We have an incredible network of community pharmacists and nurses who could be used to staff vaccination centres around the state. Centres need to be accessible and supportive environments for everyone, particularly the vulnerable and marginalised who may not be comfortable attending general practice.
It means understanding that our health system is more than just doctors and hospitals, and demedicalising our response by ensuring the full gamut of available and appropriately trained health professionals are involved in the roll out of vaccination campaigns.
It means ensuring that people who are most vulnerable to COVID – the health workers, those working in quarantine, in aged care, people in prisons, asylum seekers, and people with chronic conditions and disabilities – are actively targeted for vaccination first.

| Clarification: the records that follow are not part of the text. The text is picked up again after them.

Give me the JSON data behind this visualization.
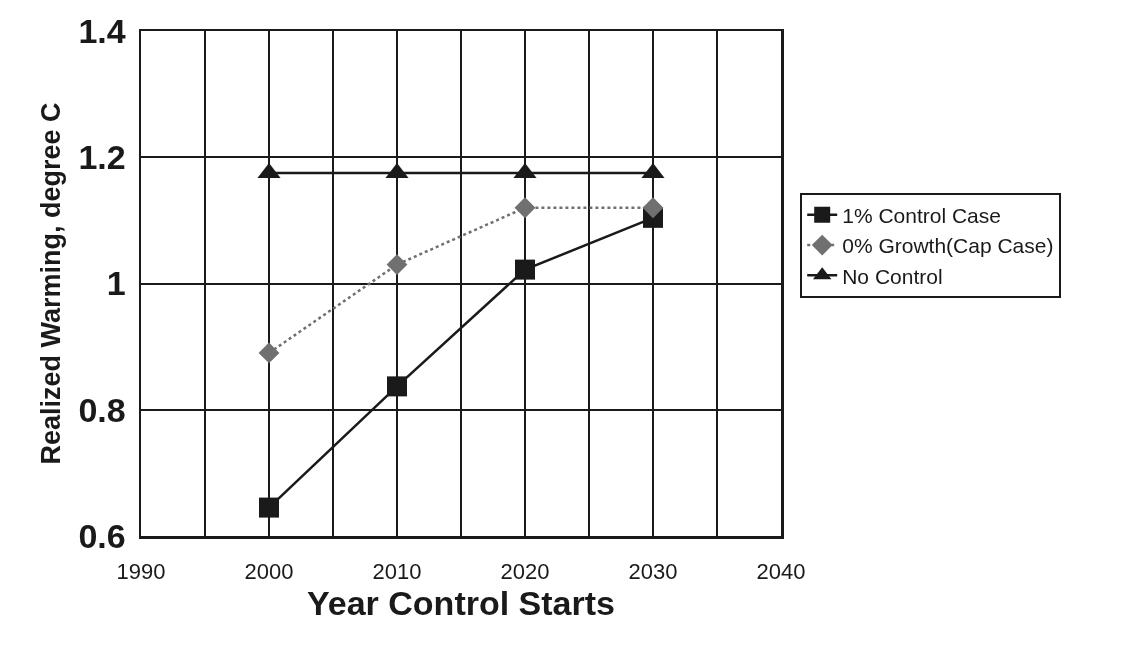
{
  "chart_data": {
    "type": "line",
    "xlabel": "Year Control Starts",
    "ylabel": "Realized Warming, degree C",
    "x": [
      2000,
      2010,
      2020,
      2030
    ],
    "series": [
      {
        "name": "1% Control Case",
        "color": "#1a1a1a",
        "values": [
          0.645,
          0.837,
          1.022,
          1.104
        ],
        "marker": "square",
        "line_style": "solid"
      },
      {
        "name": "0% Growth(Cap Case)",
        "color": "#707070",
        "values": [
          0.89,
          1.03,
          1.12,
          1.12
        ],
        "marker": "diamond",
        "line_style": "dotted"
      },
      {
        "name": "No Control",
        "color": "#1a1a1a",
        "values": [
          1.175,
          1.175,
          1.175,
          1.175
        ],
        "marker": "triangle",
        "line_style": "solid"
      }
    ],
    "xlim": [
      1990,
      2040
    ],
    "xticks": [
      1990,
      {
        "value": 1995,
        "label": null
      },
      2000,
      {
        "value": 2005,
        "label": null
      },
      2010,
      {
        "value": 2015,
        "label": null
      },
      2020,
      {
        "value": 2025,
        "label": null
      },
      2030,
      {
        "value": 2035,
        "label": null
      },
      2040
    ],
    "ylim": [
      0.6,
      1.4
    ],
    "yticks": [
      0.6,
      0.8,
      1,
      1.2,
      1.4
    ],
    "grid": true,
    "legend": "right"
  }
}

All of these are happening to some degree, but it is hard to see the plan behind this. There is a lot of demonising of individuals and focus on people doing the wrong thing.
NSW also appears to have ignored lessons from Victoria in terms of the need to provide appropriate targeted support and communication for essential and casual workers, instead taking an unfairly punitive geographically and racially targeted approach to enforcement of lockdown laws.
This is not in line with an equitable and well thought out coordinated approach – the one we deserve. We do have a great example of how to do it.
A timely and effective public health response to COVID has already been delivered in Australia – not by the mainstream, but by Aboriginal and Torres Strait Islander community-controlled health services, who have led COVID efforts nationwide for their communities with timely, targeted, communication in addition to delivery of accessible, culturally safe, services (as reported recently by Croakey).
This response has eclipsed any State or Australian government response and has meant there has been very limited impact by COVID for Aboriginal and Torres Strait Islander people. We need to learn from this.
When we train people in public health we teach them about all of this. In addition to learning about epidemiology and biostatistics, our students learn about the intersection of health and politics, about health economics, about value based care. They learn about health equity and the social and commercial determinants of health, and how public health responses address these. They learn about the importance of a multisectoral, coordinated decolonised public health approach.
It feels like our leaders might need a lesson. We’ve made a start, but it’s time to stop the state-based snarkiness and work on together on a national coordinated plan that will get us through this together.